The twenty routes are described in all the necessary minute detail with maps and diagrams. Photographs show the rock faces with disconcertingly easy red lines twisting and twining their ways to the summits. Other pictures show Stephen's friends perched precariously on vertiginous heights. Eric Parker scrambles up Dove's Nest. James Berwick doesn't look down as he makes his cautious way up "Grooved Arete's sensational top pitch".

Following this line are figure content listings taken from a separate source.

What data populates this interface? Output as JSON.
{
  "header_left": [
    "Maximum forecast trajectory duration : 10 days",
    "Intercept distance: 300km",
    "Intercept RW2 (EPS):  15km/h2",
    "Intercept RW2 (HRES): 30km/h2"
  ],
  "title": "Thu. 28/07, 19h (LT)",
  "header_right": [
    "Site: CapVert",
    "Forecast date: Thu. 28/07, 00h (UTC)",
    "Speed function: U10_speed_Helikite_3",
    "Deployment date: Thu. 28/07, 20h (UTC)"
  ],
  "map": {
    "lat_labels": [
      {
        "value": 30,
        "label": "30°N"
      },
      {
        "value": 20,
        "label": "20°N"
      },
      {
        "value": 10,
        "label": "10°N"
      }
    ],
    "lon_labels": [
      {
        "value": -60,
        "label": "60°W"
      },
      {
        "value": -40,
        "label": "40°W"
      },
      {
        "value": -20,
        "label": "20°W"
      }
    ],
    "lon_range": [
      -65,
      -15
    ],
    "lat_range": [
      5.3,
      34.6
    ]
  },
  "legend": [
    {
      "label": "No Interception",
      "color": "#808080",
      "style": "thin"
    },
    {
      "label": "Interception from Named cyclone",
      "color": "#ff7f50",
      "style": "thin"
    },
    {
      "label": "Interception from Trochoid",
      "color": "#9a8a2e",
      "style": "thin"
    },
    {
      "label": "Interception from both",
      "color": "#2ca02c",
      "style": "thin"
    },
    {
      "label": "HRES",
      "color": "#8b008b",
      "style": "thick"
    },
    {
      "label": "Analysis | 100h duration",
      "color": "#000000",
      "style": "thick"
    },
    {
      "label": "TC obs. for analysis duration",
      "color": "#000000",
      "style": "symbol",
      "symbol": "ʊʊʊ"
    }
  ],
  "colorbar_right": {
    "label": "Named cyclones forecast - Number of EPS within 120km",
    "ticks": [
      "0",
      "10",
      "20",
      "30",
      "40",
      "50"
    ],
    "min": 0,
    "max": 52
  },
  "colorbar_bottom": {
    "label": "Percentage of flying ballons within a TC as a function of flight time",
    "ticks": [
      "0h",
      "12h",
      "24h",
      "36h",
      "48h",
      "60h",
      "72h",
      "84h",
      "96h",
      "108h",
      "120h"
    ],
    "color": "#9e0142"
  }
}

The seven other routes in Borrowdale and the north-west Lakes take you for a 12 km walk over Corvus and Cam Crag Ridge, and for a moderate climb up Ruddy Gill and round the Dove's Nest Circuit. You can also venture in Stephen's company to Intake Ridge, Needle Ridge, Lorton Gully and Bannerdale Crags. There are six further circuits in the Langdale and Ullswater areas and another half dozen in Dow, Wasdale and the south-west Lakes.
They are all described with a boyish enthusiasm for the entertaining and interesting scrambling and climbing and a relish for the beauty of the surroundings - "becks tumbling between junipers, holly and rowans, the seemingly sheer rock-face of Pavey Ark reflected in Stickle Tarn and the undulating moor stretching three kilometres from Blea Rigg to Silver How."
You never know. Stephen Goodwin might even persuade you to squeeze through that Letterbox.